Design of Nb$_{3}$Sn Wiggler Magnets for the Compact Linear Collider and Manufacturing of a Five-Coil Prototype

To achieve the luminosity requirements of the Compact Linear Collider (CLIC) at the collision point, damping rings (DRs) equipped with superconducting wiggler magnets should be used to produce ultralow emittance with high bunch charge. Although Nb-Ti wigglers meet the specifications for CLIC DRs, the more challenging Nb$_{3}$Sn technology could be used to increase the magnetic flux density amplitude in the gap and reduce the total length of wigglers in the DRs.

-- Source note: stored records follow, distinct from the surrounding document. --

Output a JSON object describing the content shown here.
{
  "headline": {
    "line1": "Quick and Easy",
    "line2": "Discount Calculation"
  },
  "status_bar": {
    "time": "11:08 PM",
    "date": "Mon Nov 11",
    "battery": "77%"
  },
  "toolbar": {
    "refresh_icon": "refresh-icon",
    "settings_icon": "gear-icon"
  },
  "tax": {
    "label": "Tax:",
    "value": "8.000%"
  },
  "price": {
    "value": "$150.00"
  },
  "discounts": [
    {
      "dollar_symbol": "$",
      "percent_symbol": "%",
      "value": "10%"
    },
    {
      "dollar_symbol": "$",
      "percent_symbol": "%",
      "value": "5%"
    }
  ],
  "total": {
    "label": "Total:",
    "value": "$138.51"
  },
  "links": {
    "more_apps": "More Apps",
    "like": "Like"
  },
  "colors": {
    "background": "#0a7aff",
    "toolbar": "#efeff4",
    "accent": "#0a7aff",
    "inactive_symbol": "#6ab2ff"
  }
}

To test the Nb$_{3}$Sn technology, a small wiggler prototype is under design and will be built and tested at CERN. Magnetic calculations concerning the selection of the main wiggler's parameters are presented in this paper, which include the optimization of the main coil dimensions and the period length, in order to fulfill the normalized emittance and intrabeam scattering effect constraints, while decreasing the amount of wigglers in the DRs. Another advantage of using Nb$_{3}$Sn, instead of Nb-Ti, as superconducting material is the possibility of increasing the working margin. Several scenarios well suited for CLIC damping wigglers, in which the working point is less than 80% of the magnet's current limit, are addressed in this work. In addition, the description of the manufacturing process and the current status of the Nb$_{3}$Sn prototype fabrication are presented.